Banking, society and economy
Banking scandal in the UK

Barclays and the BoE have probably saved the financial system ... letter from Mr Paul Langtry.

COMMENTARY

Peter Burgess

Barclays and the BoE have probably saved the financial system ... letter from Mr Paul Langtry.

Sir, The drop in the main three month sterling Libor benchmark index fell rapidly from early 2008 from 6 per cent to about 1 per cent and has been around this level for the past four years. Discussions between the Bank of England and Barclays, and presumably the other rate setting banks, were conducted over that period and it would appear that the BoE suggested: do what you have to do.

Over this period, and now, Barclays is setting its Libor rates much lower than where it can raise uncollateralised deposits. I would suggest by between 0.5 per cent and 1.5 per cent. This can be justified. Had this action not been taken, this would probably have created a run not only on Barclays, but all international banks, and guaranteed the collapse of the financial system as the public’s perception of the banks’ creditworthiness imploded.

The wholesale money market in the UK, Europe and the US is completely frozen. The banks are hoarding cash in liquid and perceived quality government bonds, for example gilts, Bunds and treasuries, with an eye on future losses still to materialise from enormous non-performing loans on their balance sheets. The large international banks still have on average $1tn balance sheets of undisclosed and dubious quality loans. Until this can be addressed and deleveraged, they must hoard cash to repay future liabilities otherwise, in the next few years, they will not be able to meet their losses and will fold or be nationalised. Much deleveraging is still taking place.

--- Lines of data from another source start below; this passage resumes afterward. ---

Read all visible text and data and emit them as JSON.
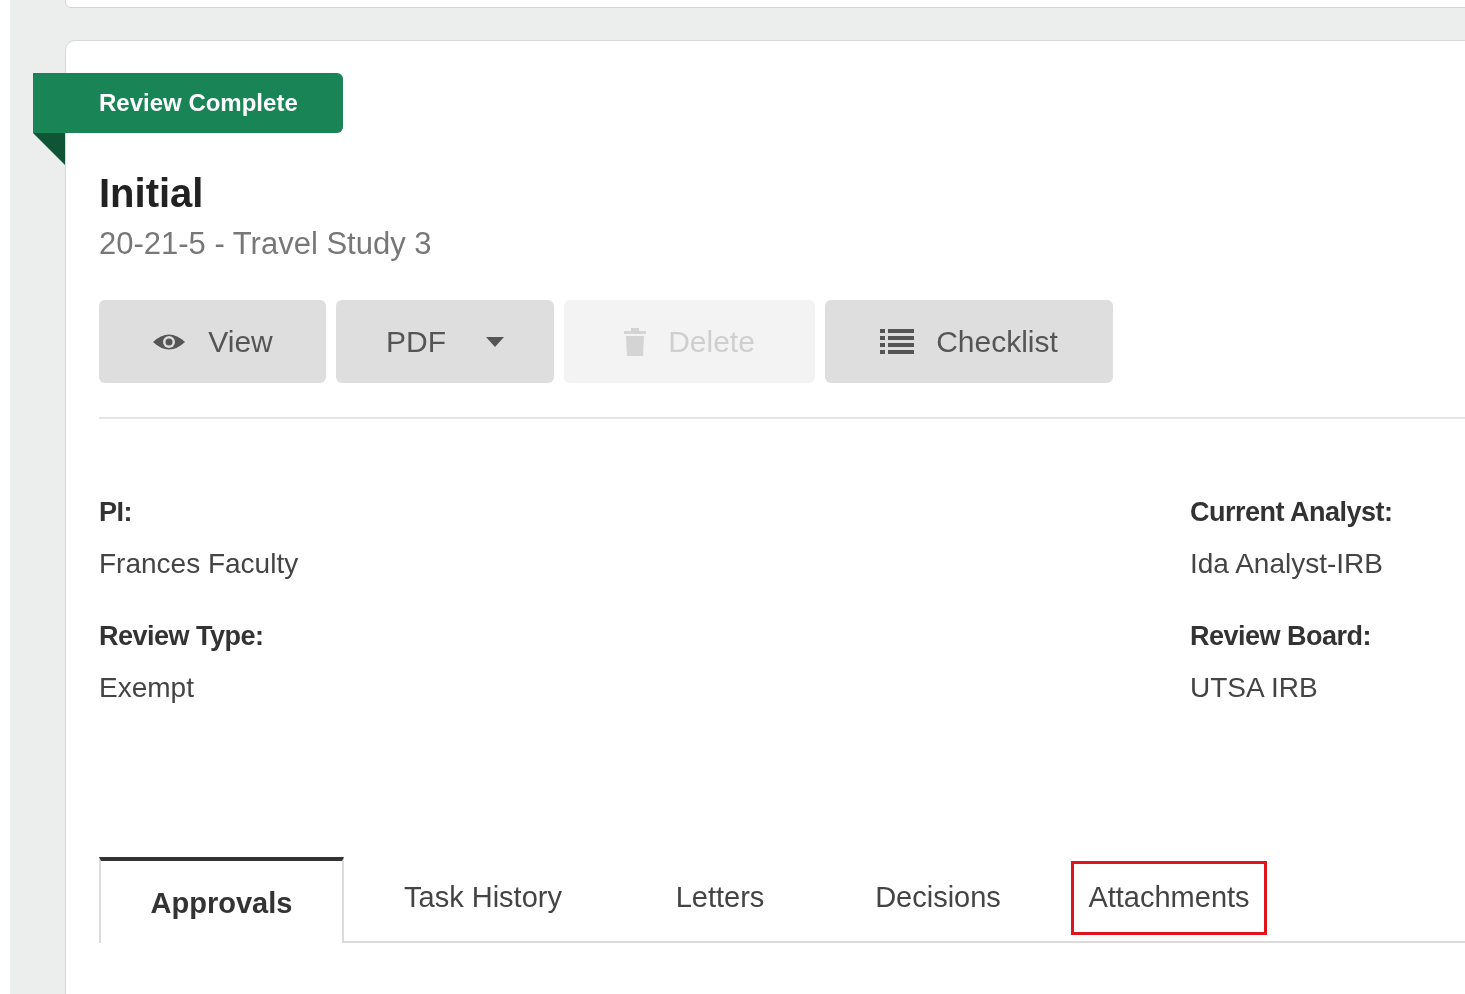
{
  "status_ribbon": {
    "label": "Review Complete"
  },
  "header": {
    "title": "Initial",
    "subtitle": "20-21-5 - Travel Study 3"
  },
  "buttons": [
    {
      "kind": "eye",
      "label": "View",
      "disabled": false
    },
    {
      "kind": "dropdown",
      "label": "PDF",
      "disabled": false
    },
    {
      "kind": "trash",
      "label": "Delete",
      "disabled": true
    },
    {
      "kind": "list",
      "label": "Checklist",
      "disabled": false
    }
  ],
  "details": {
    "left": [
      {
        "label": "PI:",
        "value": "Frances Faculty"
      },
      {
        "label": "Review Type:",
        "value": "Exempt"
      }
    ],
    "right": [
      {
        "label": "Current Analyst:",
        "value": "Ida Analyst-IRB"
      },
      {
        "label": "Review Board:",
        "value": "UTSA IRB"
      }
    ]
  },
  "tabs": [
    {
      "label": "Approvals",
      "selected": true,
      "highlighted": false
    },
    {
      "label": "Task History",
      "selected": false,
      "highlighted": false
    },
    {
      "label": "Letters",
      "selected": false,
      "highlighted": false
    },
    {
      "label": "Decisions",
      "selected": false,
      "highlighted": false
    },
    {
      "label": "Attachments",
      "selected": false,
      "highlighted": true
    }
  ]
}
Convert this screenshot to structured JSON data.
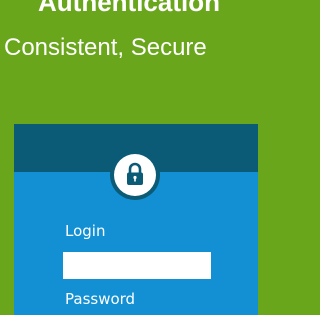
{
  "hero": {
    "title": "Authentication",
    "subtitle": "Consistent, Secure"
  },
  "login_form": {
    "icon": "lock-icon",
    "login_label": "Login",
    "login_value": "",
    "password_label": "Password"
  },
  "colors": {
    "page_background": "#69a61c",
    "card_background": "#1290d3",
    "card_header": "#0b5a76",
    "text": "#ffffff"
  }
}
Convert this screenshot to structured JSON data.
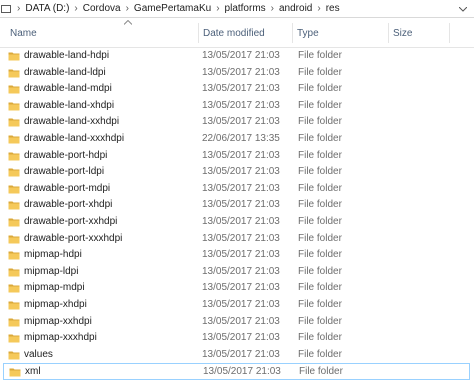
{
  "breadcrumb": [
    "DATA (D:)",
    "Cordova",
    "GamePertamaKu",
    "platforms",
    "android",
    "res"
  ],
  "columns": {
    "name": "Name",
    "date": "Date modified",
    "type": "Type",
    "size": "Size"
  },
  "rows": [
    {
      "name": "drawable-land-hdpi",
      "date": "13/05/2017 21:03",
      "type": "File folder"
    },
    {
      "name": "drawable-land-ldpi",
      "date": "13/05/2017 21:03",
      "type": "File folder"
    },
    {
      "name": "drawable-land-mdpi",
      "date": "13/05/2017 21:03",
      "type": "File folder"
    },
    {
      "name": "drawable-land-xhdpi",
      "date": "13/05/2017 21:03",
      "type": "File folder"
    },
    {
      "name": "drawable-land-xxhdpi",
      "date": "13/05/2017 21:03",
      "type": "File folder"
    },
    {
      "name": "drawable-land-xxxhdpi",
      "date": "22/06/2017 13:35",
      "type": "File folder"
    },
    {
      "name": "drawable-port-hdpi",
      "date": "13/05/2017 21:03",
      "type": "File folder"
    },
    {
      "name": "drawable-port-ldpi",
      "date": "13/05/2017 21:03",
      "type": "File folder"
    },
    {
      "name": "drawable-port-mdpi",
      "date": "13/05/2017 21:03",
      "type": "File folder"
    },
    {
      "name": "drawable-port-xhdpi",
      "date": "13/05/2017 21:03",
      "type": "File folder"
    },
    {
      "name": "drawable-port-xxhdpi",
      "date": "13/05/2017 21:03",
      "type": "File folder"
    },
    {
      "name": "drawable-port-xxxhdpi",
      "date": "13/05/2017 21:03",
      "type": "File folder"
    },
    {
      "name": "mipmap-hdpi",
      "date": "13/05/2017 21:03",
      "type": "File folder"
    },
    {
      "name": "mipmap-ldpi",
      "date": "13/05/2017 21:03",
      "type": "File folder"
    },
    {
      "name": "mipmap-mdpi",
      "date": "13/05/2017 21:03",
      "type": "File folder"
    },
    {
      "name": "mipmap-xhdpi",
      "date": "13/05/2017 21:03",
      "type": "File folder"
    },
    {
      "name": "mipmap-xxhdpi",
      "date": "13/05/2017 21:03",
      "type": "File folder"
    },
    {
      "name": "mipmap-xxxhdpi",
      "date": "13/05/2017 21:03",
      "type": "File folder"
    },
    {
      "name": "values",
      "date": "13/05/2017 21:03",
      "type": "File folder"
    },
    {
      "name": "xml",
      "date": "13/05/2017 21:03",
      "type": "File folder"
    }
  ],
  "icons": {
    "folder": "folder-icon",
    "sort": "sort-up-icon",
    "location": "this-pc-icon"
  },
  "colors": {
    "folder_fill": "#f5c95a",
    "folder_dark": "#dba93a",
    "header_text": "#4c607a",
    "selection_border": "#99d1ff"
  }
}
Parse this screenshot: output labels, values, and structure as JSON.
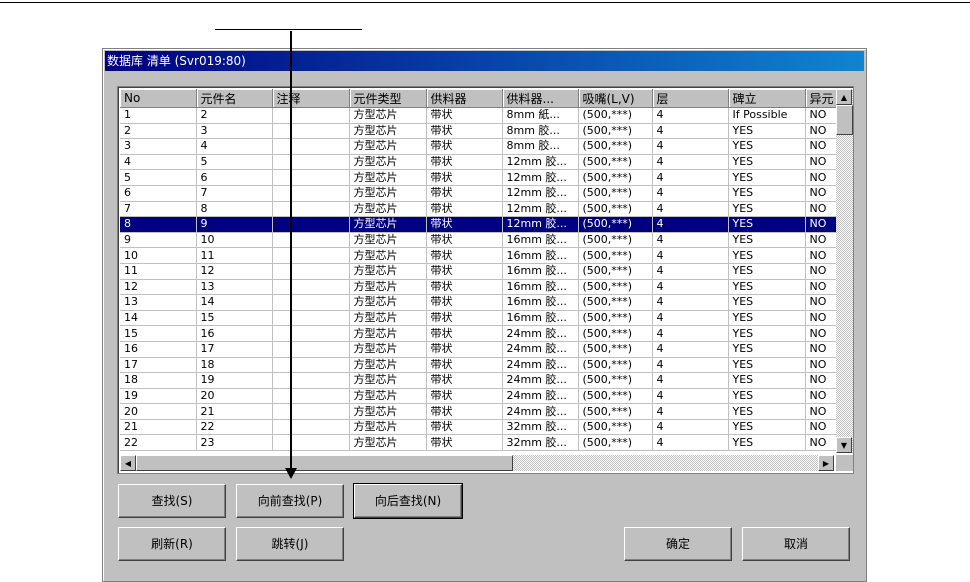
{
  "dialog": {
    "title": "数据库 清单 (Svr019:80)"
  },
  "table": {
    "columns": [
      "No",
      "元件名",
      "注释",
      "元件类型",
      "供料器",
      "供料器...",
      "吸嘴(L,V)",
      "层",
      "碑立",
      "异元"
    ],
    "selected_row": 8,
    "rows": [
      [
        "1",
        "2",
        "",
        "方型芯片",
        "带状",
        "8mm 紙...",
        "(500,***)",
        "4",
        "If Possible",
        "NO"
      ],
      [
        "2",
        "3",
        "",
        "方型芯片",
        "带状",
        "8mm 胶...",
        "(500,***)",
        "4",
        "YES",
        "NO"
      ],
      [
        "3",
        "4",
        "",
        "方型芯片",
        "带状",
        "8mm 胶...",
        "(500,***)",
        "4",
        "YES",
        "NO"
      ],
      [
        "4",
        "5",
        "",
        "方型芯片",
        "带状",
        "12mm 胶...",
        "(500,***)",
        "4",
        "YES",
        "NO"
      ],
      [
        "5",
        "6",
        "",
        "方型芯片",
        "带状",
        "12mm 胶...",
        "(500,***)",
        "4",
        "YES",
        "NO"
      ],
      [
        "6",
        "7",
        "",
        "方型芯片",
        "带状",
        "12mm 胶...",
        "(500,***)",
        "4",
        "YES",
        "NO"
      ],
      [
        "7",
        "8",
        "",
        "方型芯片",
        "带状",
        "12mm 胶...",
        "(500,***)",
        "4",
        "YES",
        "NO"
      ],
      [
        "8",
        "9",
        "",
        "方型芯片",
        "带状",
        "12mm 胶...",
        "(500,***)",
        "4",
        "YES",
        "NO"
      ],
      [
        "9",
        "10",
        "",
        "方型芯片",
        "带状",
        "16mm 胶...",
        "(500,***)",
        "4",
        "YES",
        "NO"
      ],
      [
        "10",
        "11",
        "",
        "方型芯片",
        "带状",
        "16mm 胶...",
        "(500,***)",
        "4",
        "YES",
        "NO"
      ],
      [
        "11",
        "12",
        "",
        "方型芯片",
        "带状",
        "16mm 胶...",
        "(500,***)",
        "4",
        "YES",
        "NO"
      ],
      [
        "12",
        "13",
        "",
        "方型芯片",
        "带状",
        "16mm 胶...",
        "(500,***)",
        "4",
        "YES",
        "NO"
      ],
      [
        "13",
        "14",
        "",
        "方型芯片",
        "带状",
        "16mm 胶...",
        "(500,***)",
        "4",
        "YES",
        "NO"
      ],
      [
        "14",
        "15",
        "",
        "方型芯片",
        "带状",
        "16mm 胶...",
        "(500,***)",
        "4",
        "YES",
        "NO"
      ],
      [
        "15",
        "16",
        "",
        "方型芯片",
        "带状",
        "24mm 胶...",
        "(500,***)",
        "4",
        "YES",
        "NO"
      ],
      [
        "16",
        "17",
        "",
        "方型芯片",
        "带状",
        "24mm 胶...",
        "(500,***)",
        "4",
        "YES",
        "NO"
      ],
      [
        "17",
        "18",
        "",
        "方型芯片",
        "带状",
        "24mm 胶...",
        "(500,***)",
        "4",
        "YES",
        "NO"
      ],
      [
        "18",
        "19",
        "",
        "方型芯片",
        "带状",
        "24mm 胶...",
        "(500,***)",
        "4",
        "YES",
        "NO"
      ],
      [
        "19",
        "20",
        "",
        "方型芯片",
        "带状",
        "24mm 胶...",
        "(500,***)",
        "4",
        "YES",
        "NO"
      ],
      [
        "20",
        "21",
        "",
        "方型芯片",
        "带状",
        "24mm 胶...",
        "(500,***)",
        "4",
        "YES",
        "NO"
      ],
      [
        "21",
        "22",
        "",
        "方型芯片",
        "带状",
        "32mm 胶...",
        "(500,***)",
        "4",
        "YES",
        "NO"
      ],
      [
        "22",
        "23",
        "",
        "方型芯片",
        "带状",
        "32mm 胶...",
        "(500,***)",
        "4",
        "YES",
        "NO"
      ]
    ]
  },
  "buttons": {
    "search": "查找(S)",
    "search_prev": "向前查找(P)",
    "search_next": "向后查找(N)",
    "refresh": "刷新(R)",
    "jump": "跳转(J)",
    "ok": "确定",
    "cancel": "取消"
  },
  "icons": {
    "up": "▲",
    "down": "▼",
    "left": "◀",
    "right": "▶"
  }
}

The low Libor rates can thus be explained. This is the rate at which the bank rate setters were prepared to lend to triple-A and double-A names, confident that they would get the principal back. Unfortunately, but not unsurprisingly, the quality names were already hoarding cash and did not require term funding. Thus they were not bidding for any cash at all. There have been periods of days, even months on end, where no interbank wholesale lending was taking place at all.

Sadly in the 1990s the international banks outsourced credit decisions to rating agencies who, in turn, made a complete hash of assessing risk and became totally reactive to events. Their forward thinking analysis was non-existent and little has changed. Standard & Poor’s, Moody’s, Fitch et al should be out of business with investors and creditors lining up the length and breadth of Wall Street, lawsuits in hand.

The banking sector should return to the sensible days of internally employed analysts determining loan and credit policy, as was the model of the once mighty and successful merchant banks. So why were Libor rates set so low? The early days of the credit crisis saw the banking system almost collapse completely. The reason rates are still so low, both base rates and Libor, is that all the large international banks are still in grave danger and only ultra low funding at almost zero rates are keeping them alive. This helps fund their leveraged non-performing loan books of which the financial world refuses to disclose specific detail. The crisis must end before rates can be reversed.

Time is a great healer and things may look better in five or 10 years. Thus I would not blame either the BoE, Barclays or the other bank rate setters. In fact they have probably saved the financial system and capitalism for the foreseeable future.